OpenAI semble avoir anticipé cette évolution politique plus rapidement que ses concurrents, dans une stratégie visant à renforcer son ancrage institutionnel auprès des États européens. Le groupe comprend qu’en Europe, l’accès au marché des modèles avancés dépendra autant de la coopération réglementaire que de la qualité technologique. Les laboratoires capables de travailler étroitement avec Bruxelles pourraient bénéficier d’un avantage important auprès des administrations, des grands groupes soumis à des contraintes de conformité et des opérateurs d’importance vitale.

Anthropic adopte pour l’instant une ligne beaucoup plus prudente. Le laboratoire cherche probablement à éviter une exposition excessive de ses capacités réelles ainsi que la création de précédents réglementaires susceptibles d’ouvrir la voie à des audits plus intrusifs. Derrière cette prudence se joue également une question centrale pour tous les laboratoires américains, jusqu’où accepter l’inspection institutionnelle sans affaiblir son avantage technologique ?
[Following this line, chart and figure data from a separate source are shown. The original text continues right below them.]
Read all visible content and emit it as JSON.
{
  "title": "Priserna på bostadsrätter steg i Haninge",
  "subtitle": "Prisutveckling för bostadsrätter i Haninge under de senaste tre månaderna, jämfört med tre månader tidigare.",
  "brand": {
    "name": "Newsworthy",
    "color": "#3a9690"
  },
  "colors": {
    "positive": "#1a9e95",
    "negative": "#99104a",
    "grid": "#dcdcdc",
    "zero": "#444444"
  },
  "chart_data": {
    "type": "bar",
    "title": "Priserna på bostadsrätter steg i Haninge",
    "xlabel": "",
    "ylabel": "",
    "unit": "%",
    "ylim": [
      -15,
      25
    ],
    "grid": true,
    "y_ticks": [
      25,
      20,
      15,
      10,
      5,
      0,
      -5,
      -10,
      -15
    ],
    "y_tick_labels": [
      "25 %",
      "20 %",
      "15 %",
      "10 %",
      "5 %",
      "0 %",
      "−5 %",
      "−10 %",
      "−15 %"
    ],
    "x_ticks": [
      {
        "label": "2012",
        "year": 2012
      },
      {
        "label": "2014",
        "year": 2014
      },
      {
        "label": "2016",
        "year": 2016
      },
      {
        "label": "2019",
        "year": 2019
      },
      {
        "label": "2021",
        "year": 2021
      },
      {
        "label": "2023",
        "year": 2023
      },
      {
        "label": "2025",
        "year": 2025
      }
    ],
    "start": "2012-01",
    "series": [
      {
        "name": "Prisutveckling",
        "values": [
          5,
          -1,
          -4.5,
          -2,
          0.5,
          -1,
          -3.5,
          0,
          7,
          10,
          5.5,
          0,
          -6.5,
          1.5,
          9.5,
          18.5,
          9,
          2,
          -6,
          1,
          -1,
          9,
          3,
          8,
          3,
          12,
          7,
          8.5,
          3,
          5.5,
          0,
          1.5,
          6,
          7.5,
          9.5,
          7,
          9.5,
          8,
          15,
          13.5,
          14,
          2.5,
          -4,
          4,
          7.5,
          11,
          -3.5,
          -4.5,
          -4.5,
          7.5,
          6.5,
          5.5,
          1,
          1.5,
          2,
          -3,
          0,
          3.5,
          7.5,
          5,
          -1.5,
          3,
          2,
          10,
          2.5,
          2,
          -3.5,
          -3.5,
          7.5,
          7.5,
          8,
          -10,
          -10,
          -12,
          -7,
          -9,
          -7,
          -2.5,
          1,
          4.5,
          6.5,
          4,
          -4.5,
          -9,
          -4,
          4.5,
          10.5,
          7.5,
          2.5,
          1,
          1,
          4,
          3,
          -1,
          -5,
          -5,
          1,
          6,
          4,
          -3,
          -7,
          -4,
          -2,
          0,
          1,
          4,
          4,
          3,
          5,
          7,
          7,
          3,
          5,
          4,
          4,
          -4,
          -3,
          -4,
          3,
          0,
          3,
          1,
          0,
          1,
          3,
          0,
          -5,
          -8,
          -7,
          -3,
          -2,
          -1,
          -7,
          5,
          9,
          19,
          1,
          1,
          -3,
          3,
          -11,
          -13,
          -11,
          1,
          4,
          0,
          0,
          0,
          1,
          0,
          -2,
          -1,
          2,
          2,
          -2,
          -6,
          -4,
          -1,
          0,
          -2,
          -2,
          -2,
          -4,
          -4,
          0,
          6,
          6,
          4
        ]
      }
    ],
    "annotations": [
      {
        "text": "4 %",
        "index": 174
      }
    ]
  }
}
Car le sujet dépasse largement OpenAI et Anthropic, la séquence actuelle marque un changement de doctrine dans les rapports entre l’Europe et la tech américaine. Bruxelles ne veut plus réguler après coup, une fois les technologies massivement déployées et leurs effets déjà subis, mais intervenir en amont face à des risques désormais jugés critiques.

La cybersécurité n’est probablement qu’un point de départ : demain, les mêmes débats pourraient s’étendre aux modèles scientifiques, biologiques, financiers ou militaires les plus avancés. Derrière cette séquence se dessine déjà un nouveau rapport de force entre États et acteurs privés pour le contrôle des infrastructures critiques de l’ère IA.